Tuesday, September 18, 2012

Get Ready To Hit The Slopes

You don’t have to wait for the snow to start falling to get ready for ski season. Start your training now.
Skiing is an activity that involves a variety of elements: strength, endurance, balance and coordination. Hit the slopes without developing these components and you may be in for more than a little embarrassment, you might even hurt yourself.
This is where sport-specific training comes in. Generally speaking, sport-specific training programs involve focusing on the various skills associated with a particular activity.
A sport-specific program may also take into account skill-related measures of fitness such as agility, balance, coordination, power, speed and reaction time. Most sports require a mixture of these components.
Skiing is a sport that relies heavily on skill-related fitness. A traditional fitness program, which includes a combination of weight training and cardiovascular exercise, will only take you so far.
There are several ways to begin a sport-specific training program. The simplest way is to add several new exercises to your regular workout schedule.
Exercises such as crunches to work your abdominals are essential in creating a solid “core” for balance and agility.

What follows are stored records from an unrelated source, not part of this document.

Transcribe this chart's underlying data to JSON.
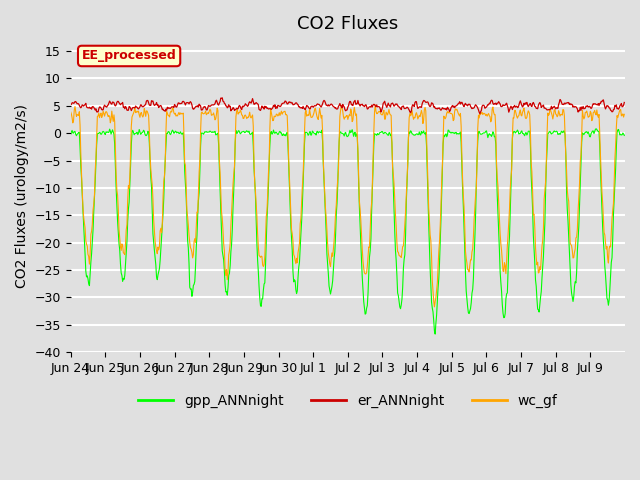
{
  "title": "CO2 Fluxes",
  "ylabel": "CO2 Fluxes (urology/m2/s)",
  "ylim": [
    -40,
    17
  ],
  "yticks": [
    -40,
    -35,
    -30,
    -25,
    -20,
    -15,
    -10,
    -5,
    0,
    5,
    10,
    15
  ],
  "xtick_positions": [
    0,
    1,
    2,
    3,
    4,
    5,
    6,
    7,
    8,
    9,
    10,
    11,
    12,
    13,
    14,
    15
  ],
  "xtick_labels": [
    "Jun 24",
    "Jun 25",
    "Jun 26",
    "Jun 27",
    "Jun 28",
    "Jun 29",
    "Jun 30",
    "Jul 1",
    "Jul 2",
    "Jul 3",
    "Jul 4",
    "Jul 5",
    "Jul 6",
    "Jul 7",
    "Jul 8",
    "Jul 9"
  ],
  "bg_color": "#e0e0e0",
  "plot_bg_color": "#e0e0e0",
  "grid_color": "white",
  "gpp_color": "#00ff00",
  "er_color": "#cc0000",
  "wc_color": "#ffa500",
  "legend_label": "EE_processed",
  "legend_facecolor": "#ffffcc",
  "legend_edgecolor": "#cc0000",
  "title_fontsize": 13,
  "label_fontsize": 10,
  "tick_fontsize": 9,
  "n_points": 768,
  "n_days": 16,
  "seed": 42
}
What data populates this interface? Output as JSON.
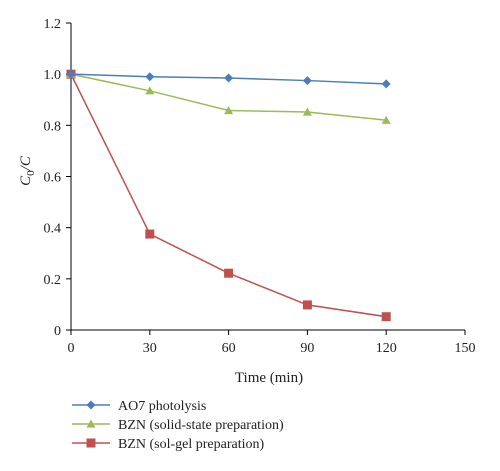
{
  "chart_data": {
    "type": "line",
    "xlabel": "Time (min)",
    "ylabel_main": "C",
    "ylabel_sub": "0",
    "ylabel_tail": "/C",
    "xlim": [
      0,
      150
    ],
    "ylim": [
      0,
      1.2
    ],
    "x_ticks": [
      0,
      30,
      60,
      90,
      120,
      150
    ],
    "y_ticks": [
      0,
      0.2,
      0.4,
      0.6,
      0.8,
      1.0,
      1.2
    ],
    "x_tick_labels": [
      "0",
      "30",
      "60",
      "90",
      "120",
      "150"
    ],
    "y_tick_labels": [
      "0",
      "0.2",
      "0.4",
      "0.6",
      "0.8",
      "1.0",
      "1.2"
    ],
    "grid": false,
    "legend_position": "bottom-left",
    "series": [
      {
        "name": "AO7 photolysis",
        "marker": "diamond",
        "color": "#4a7ebb",
        "x": [
          0,
          30,
          60,
          90,
          120
        ],
        "values": [
          1.0,
          0.99,
          0.985,
          0.975,
          0.962
        ]
      },
      {
        "name": "BZN (solid-state preparation)",
        "marker": "triangle",
        "color": "#9bbb59",
        "x": [
          0,
          30,
          60,
          90,
          120
        ],
        "values": [
          1.0,
          0.935,
          0.858,
          0.852,
          0.82
        ]
      },
      {
        "name": "BZN (sol-gel preparation)",
        "marker": "square",
        "color": "#c0504d",
        "x": [
          0,
          30,
          60,
          90,
          120
        ],
        "values": [
          1.0,
          0.375,
          0.222,
          0.098,
          0.052
        ]
      }
    ]
  }
}
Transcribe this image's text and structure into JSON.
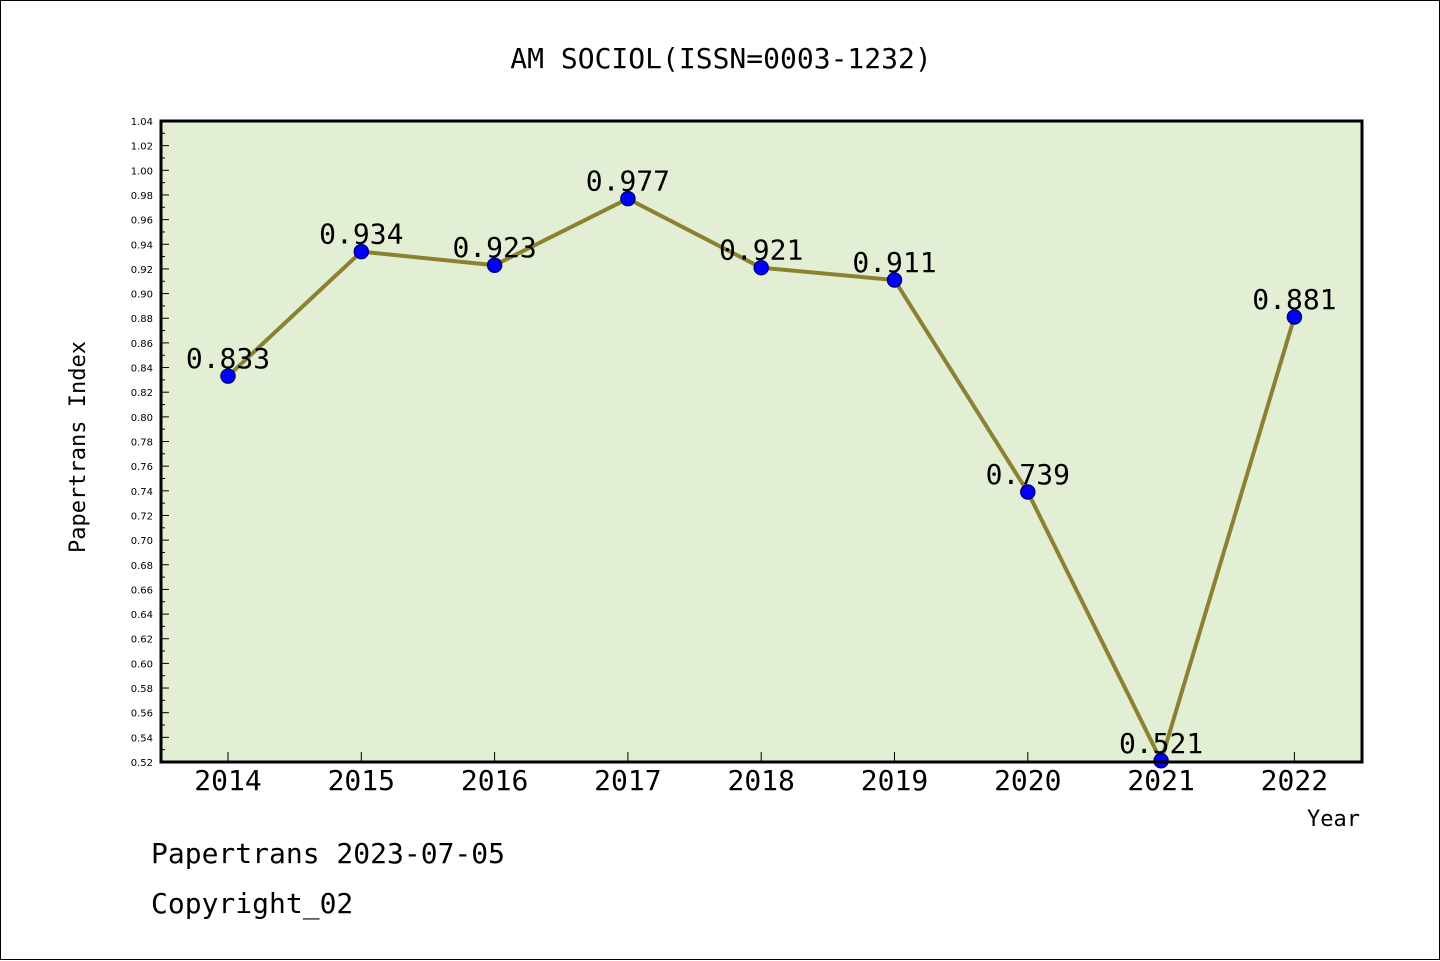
{
  "chart_data": {
    "type": "line",
    "title": "AM SOCIOL(ISSN=0003-1232)",
    "xlabel": "Year",
    "ylabel": "Papertrans Index",
    "categories": [
      "2014",
      "2015",
      "2016",
      "2017",
      "2018",
      "2019",
      "2020",
      "2021",
      "2022"
    ],
    "series": [
      {
        "values": [
          0.833,
          0.934,
          0.923,
          0.977,
          0.921,
          0.911,
          0.739,
          0.521,
          0.881
        ]
      }
    ],
    "data_labels": [
      "0.833",
      "0.934",
      "0.923",
      "0.977",
      "0.921",
      "0.911",
      "0.739",
      "0.521",
      "0.881"
    ],
    "ylim": [
      0.52,
      1.04
    ],
    "y_major_step": 0.02,
    "y_ticks": [
      "0.52",
      "0.54",
      "0.56",
      "0.58",
      "0.60",
      "0.62",
      "0.64",
      "0.66",
      "0.68",
      "0.70",
      "0.72",
      "0.74",
      "0.76",
      "0.78",
      "0.80",
      "0.82",
      "0.84",
      "0.86",
      "0.88",
      "0.90",
      "0.92",
      "0.94",
      "0.96",
      "0.98",
      "1.00",
      "1.02",
      "1.04"
    ],
    "grid": false,
    "legend": "none",
    "colors": {
      "plot_background": "#e2efd5",
      "line": "#8c8033",
      "marker": "#0000ff",
      "marker_edge": "#000080"
    }
  },
  "footer": {
    "date_text": "Papertrans 2023-07-05",
    "copyright_text": "Copyright_02"
  }
}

It is important to train your body to withstand and absorb the impact associated with skiing. Plyometric movements, such as hopping from side to side, develop muscle power and strength as well as improve agility.
A great way to integrate these elements into your existing routine is to create a circuit-training program, which involves rapidly moving from one exercise to the next.
Use the slide for lateral training, perform one-legged squats to develop balance and strength and use a step-bench platform to improve power. Try catching a bean bag as it drops off your forearm to improve reaction times or bounce two balls to improve coordination.